The Krishna Camp feeds 3,000 people at a time from the best kitchen on the mountain. CALM, the Center for Alternative Living Medicine, soothes the wounded. Several middle-aged fellows from Massachusetts work for three days to get a rustic automatic dishwasher going: press a foot pedal, and out squirts warm water and bleach. For a tribe of peace-and-love anarchists with no structure and no leaders (their Council is anyone who shows up at the Main Circle), the Rainbows' disorganization is surprisingly effective.

Michael, from Wisconsin, who is about 40, has a subsistence job taking care of animals in a pet store. He guesses that 5% to 10% of the Rainbows are street people or rural itinerants. Some are "Dumpster divers," who scrounge for food behind restaurants and supermarkets. A larger number live middle- class lives, often with jobs in the social services. And the majority are people in their 20s who work but feel estranged from house-and-mortgage society.

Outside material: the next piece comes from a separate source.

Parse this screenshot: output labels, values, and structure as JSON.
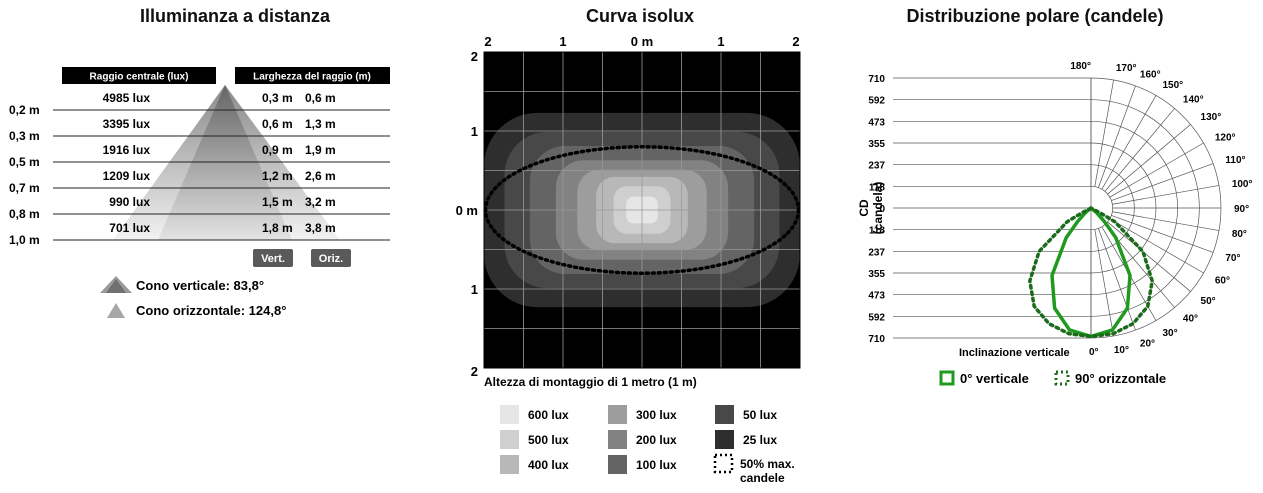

Barbara, a single mother in her 30s who looks as if tiredness is a permanent condition, slogs up the four-mile trail from a roadhead at Texas Falls. She carries a big, scruffy backpack and a nursing baby. A couple of other kids skip ahead. She comes to Gatherings because "I can feel safe for a few days." Safe from what? She doesn't say, and it doesn't seem necessary to ask.

Tim, from Burlington, Vt., works with the homeless there, and some of them have come with him. "For a week or so, with the Rainbows, they can be accepted," he says. "The rest of the time they're the scum of the earth." Too gloomy? Here's a joke tollbooth. A sun god (to judge from his gold headdress) is blocking the path with a stick. Have to tell a joke, omigod, let's see: "O.K." -- phony Russian accent here -- "Under communism, man oppresses man. Under capitalism, just the other way around." Laughter. We're on our way. Here's a citizen wearing a shirt and tie but no pants. Here's blond, pretty Sittora, from Massachusetts, who gives a warm, nude hug and a suggestion: Take off your shoes and walk slower. Here's a leftover '60s flower child with a T shirt that says JUST SAY YES! And a stilt walker, and a man with a cobra.

A few miles away at the Rochester, Vt., junior high school, the massed forces of the Incident Command System eagerly await calamity. The ICS concept integrates local and state police and federal authorities to deal with disasters like the Yellowstone fires of 1988. No disaster has occurred here, but state police in great numbers, otherwise idle, are giving $50, pay-on-the- spot traffic tickets, often to enraged local residents not accustomed to seeing cops they don't know by first name. The Rainbows have kept their uproar within the family, have raided no chicken houses and have dealt themselves with one case of pilfering. In earlier years the Forest Service and state officials in North Carolina and Texas fought the Rainbows unsuccessfully in the courts. Now negotiation seems to work, and Y. Robert Iwamoto, Forest Service district ranger, says the Rainbows have lived up to their agreements, and probably can be counted on to clean up their trash and reseed trails.

Back at the Rainbow's Main Circle, below a long, lyric ridgeline between Mount Roosevelt and Mount Wilson, a 62-year-old Wampanoag spiritual leader named Medicine Story makes a visitor feel welcome. He was part of the first gathering at Granby, Colo., in 1972. "We try to live in harmony with the earth, without leaders," he says. He gestures, waving away some undeniable shabbiness in the scene, and says, "At its highest, the Rainbow vision is the highest I know on the planet."

Maybe yes, maybe no. But an unbeliever must testify that on a cloudy Fourth of July noon, when a parade of children marched to break a morning-long silent vigil at the Circle, the sun came out. And around it was a haze ring that looked a lot like a rainbow.